The enchytraeids, or pot worms
The Enchytraeidae are a very common group of normally un-pigmented terrestrial oligochaeta, commonly known as pot worms. Their name comes from them often being noticed in the moist compost when gardeners are transplanting plants to bigger pots.
It’s more than likely that, as with many other members of the soil fauna communities, their origin lies in the ancient forest soils of cool temperate regions.
They are basically a miniaturised version of an earthworm, but are unable to consume leaf matter and detritus in the same way. They seem instead to gain most of their nutrients by consuming fungal hyphae and bacterial material, together with the frass or excreta from other soil animals. Enchytraeids can be large enough to contribute to soil porosity through burrowing, along with their bigger cousins. The enormous amounts of casts produced and the mucus secretions they leave behind in their burrows hugely influences the bacterial and mineral content of the region they inhabit- known as the drilosphere.

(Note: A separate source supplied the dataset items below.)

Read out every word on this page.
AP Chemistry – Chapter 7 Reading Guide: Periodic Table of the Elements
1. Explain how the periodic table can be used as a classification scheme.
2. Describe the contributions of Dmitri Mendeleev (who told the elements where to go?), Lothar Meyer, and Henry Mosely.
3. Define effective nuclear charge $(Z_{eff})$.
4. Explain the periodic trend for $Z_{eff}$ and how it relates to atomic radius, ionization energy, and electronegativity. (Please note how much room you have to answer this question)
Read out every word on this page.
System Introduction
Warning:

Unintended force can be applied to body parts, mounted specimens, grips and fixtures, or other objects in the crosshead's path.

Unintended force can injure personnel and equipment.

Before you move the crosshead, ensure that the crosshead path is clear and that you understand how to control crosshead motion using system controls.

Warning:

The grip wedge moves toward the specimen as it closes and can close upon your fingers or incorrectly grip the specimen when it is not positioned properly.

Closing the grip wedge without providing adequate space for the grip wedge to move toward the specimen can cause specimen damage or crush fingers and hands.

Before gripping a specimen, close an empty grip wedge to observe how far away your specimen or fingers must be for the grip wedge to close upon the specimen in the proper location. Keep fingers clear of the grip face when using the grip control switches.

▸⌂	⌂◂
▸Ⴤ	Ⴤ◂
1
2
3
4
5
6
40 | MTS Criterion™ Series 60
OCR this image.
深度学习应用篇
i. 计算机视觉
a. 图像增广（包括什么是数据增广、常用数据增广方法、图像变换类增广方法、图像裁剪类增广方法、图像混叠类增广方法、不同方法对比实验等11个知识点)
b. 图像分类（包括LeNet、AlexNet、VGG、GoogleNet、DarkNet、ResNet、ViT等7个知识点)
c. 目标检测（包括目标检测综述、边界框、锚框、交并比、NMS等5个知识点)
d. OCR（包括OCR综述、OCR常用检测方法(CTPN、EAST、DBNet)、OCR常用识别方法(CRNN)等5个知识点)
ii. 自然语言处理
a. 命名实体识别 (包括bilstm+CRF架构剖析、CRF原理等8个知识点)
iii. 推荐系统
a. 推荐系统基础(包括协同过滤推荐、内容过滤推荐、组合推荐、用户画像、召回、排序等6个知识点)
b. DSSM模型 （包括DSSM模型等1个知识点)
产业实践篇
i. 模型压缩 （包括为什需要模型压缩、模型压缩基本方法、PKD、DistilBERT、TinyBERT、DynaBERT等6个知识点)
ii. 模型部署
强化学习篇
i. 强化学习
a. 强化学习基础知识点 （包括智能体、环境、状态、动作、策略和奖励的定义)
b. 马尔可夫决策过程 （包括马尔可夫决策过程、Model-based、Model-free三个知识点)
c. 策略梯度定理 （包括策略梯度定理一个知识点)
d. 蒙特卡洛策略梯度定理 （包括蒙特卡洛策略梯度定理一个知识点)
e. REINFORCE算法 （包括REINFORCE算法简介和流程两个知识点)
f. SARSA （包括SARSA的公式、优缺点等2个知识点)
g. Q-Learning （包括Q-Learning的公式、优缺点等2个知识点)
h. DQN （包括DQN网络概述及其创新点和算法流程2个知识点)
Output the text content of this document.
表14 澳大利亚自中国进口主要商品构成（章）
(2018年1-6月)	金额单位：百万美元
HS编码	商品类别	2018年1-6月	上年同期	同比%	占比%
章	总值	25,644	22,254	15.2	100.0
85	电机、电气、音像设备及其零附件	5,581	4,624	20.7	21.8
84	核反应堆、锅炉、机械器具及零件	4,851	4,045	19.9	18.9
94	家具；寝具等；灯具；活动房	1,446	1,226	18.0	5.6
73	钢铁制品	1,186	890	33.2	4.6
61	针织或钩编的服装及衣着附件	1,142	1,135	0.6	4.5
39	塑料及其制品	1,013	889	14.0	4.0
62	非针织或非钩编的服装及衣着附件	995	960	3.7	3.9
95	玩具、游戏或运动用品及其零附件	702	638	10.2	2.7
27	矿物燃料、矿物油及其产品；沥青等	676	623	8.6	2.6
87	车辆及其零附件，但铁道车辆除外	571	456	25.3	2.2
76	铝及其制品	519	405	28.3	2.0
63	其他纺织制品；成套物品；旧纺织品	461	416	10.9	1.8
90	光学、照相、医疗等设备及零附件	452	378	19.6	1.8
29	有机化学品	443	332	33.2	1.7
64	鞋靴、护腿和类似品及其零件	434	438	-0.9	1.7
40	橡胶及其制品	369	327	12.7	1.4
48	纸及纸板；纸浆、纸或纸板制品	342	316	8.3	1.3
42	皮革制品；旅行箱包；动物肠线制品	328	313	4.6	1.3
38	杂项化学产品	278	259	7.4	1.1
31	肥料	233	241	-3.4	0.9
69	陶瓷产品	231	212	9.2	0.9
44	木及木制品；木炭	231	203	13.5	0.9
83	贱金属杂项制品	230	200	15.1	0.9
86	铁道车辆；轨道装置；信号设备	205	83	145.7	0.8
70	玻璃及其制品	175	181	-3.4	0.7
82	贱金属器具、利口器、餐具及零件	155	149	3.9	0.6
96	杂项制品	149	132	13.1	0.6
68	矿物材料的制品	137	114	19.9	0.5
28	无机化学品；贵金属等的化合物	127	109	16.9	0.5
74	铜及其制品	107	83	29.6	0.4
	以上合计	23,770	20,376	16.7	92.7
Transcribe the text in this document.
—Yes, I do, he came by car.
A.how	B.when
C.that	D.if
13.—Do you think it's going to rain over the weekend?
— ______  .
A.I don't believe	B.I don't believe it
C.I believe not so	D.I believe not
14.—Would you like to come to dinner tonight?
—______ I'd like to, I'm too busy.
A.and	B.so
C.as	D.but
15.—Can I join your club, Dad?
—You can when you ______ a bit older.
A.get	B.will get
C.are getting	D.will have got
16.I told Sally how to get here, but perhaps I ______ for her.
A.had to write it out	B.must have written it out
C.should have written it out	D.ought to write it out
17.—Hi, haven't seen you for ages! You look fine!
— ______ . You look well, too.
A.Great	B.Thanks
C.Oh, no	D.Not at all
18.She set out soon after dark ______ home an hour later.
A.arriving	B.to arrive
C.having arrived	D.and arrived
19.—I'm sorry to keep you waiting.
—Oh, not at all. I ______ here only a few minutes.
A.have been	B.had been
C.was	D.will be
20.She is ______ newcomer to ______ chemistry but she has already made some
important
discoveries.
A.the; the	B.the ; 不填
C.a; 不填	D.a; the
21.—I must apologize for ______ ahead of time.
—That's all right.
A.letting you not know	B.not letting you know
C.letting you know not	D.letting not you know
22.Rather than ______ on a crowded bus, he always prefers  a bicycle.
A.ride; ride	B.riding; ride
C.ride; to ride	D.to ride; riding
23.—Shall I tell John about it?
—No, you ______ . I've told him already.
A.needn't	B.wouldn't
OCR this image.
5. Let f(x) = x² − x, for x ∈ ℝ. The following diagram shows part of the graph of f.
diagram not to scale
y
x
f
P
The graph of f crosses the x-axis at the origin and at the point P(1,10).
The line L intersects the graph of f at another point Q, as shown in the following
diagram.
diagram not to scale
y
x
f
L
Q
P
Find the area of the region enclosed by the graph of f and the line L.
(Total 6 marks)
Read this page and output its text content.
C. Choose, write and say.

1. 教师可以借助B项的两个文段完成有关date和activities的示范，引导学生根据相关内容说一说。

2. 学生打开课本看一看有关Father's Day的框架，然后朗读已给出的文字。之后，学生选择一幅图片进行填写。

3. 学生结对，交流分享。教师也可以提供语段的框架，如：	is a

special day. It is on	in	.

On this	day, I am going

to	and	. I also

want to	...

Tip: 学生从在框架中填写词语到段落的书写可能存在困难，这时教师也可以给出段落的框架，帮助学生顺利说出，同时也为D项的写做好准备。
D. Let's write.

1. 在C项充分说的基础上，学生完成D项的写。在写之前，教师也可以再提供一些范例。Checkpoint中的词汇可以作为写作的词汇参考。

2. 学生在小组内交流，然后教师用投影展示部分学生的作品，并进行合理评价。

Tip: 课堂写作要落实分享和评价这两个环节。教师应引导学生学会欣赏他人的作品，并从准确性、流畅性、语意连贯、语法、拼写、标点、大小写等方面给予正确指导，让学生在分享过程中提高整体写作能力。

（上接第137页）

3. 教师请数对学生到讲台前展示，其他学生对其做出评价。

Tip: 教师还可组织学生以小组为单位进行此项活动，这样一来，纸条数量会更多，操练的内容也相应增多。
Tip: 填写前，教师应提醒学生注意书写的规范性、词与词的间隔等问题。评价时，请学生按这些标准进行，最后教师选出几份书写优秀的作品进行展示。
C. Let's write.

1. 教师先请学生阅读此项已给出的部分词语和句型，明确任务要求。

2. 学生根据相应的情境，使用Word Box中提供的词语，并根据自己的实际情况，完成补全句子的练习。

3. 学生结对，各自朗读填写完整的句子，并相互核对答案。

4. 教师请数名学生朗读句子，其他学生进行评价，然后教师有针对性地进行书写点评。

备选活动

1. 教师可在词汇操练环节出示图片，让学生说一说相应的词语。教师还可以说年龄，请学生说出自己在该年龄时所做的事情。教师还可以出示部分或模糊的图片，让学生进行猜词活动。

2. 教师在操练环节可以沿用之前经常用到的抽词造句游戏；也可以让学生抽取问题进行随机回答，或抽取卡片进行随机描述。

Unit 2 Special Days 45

One genus of enchytraeids, Mesenchytraeus, contains species commonly known as ice worms. They are often black in colour and are capable of not only surviving in glacial ice, but living their entire life cycle in that harsh environment, dying if exposed to temperatures much above freezing. Their food source seems reliant on ice algae, transported in by the wind.
Another well known enchytraeid is the Grindal worm, Enchytraeus buchholzi used mainly as an easy to produce fish food.
The Enchytraeidae are likely mainly responsible for ‘collembolan soil’, an often earthworm poor or earthworm-free, acidic compacted humic layer below a layer of organic matter as typically found in a coniferous forest.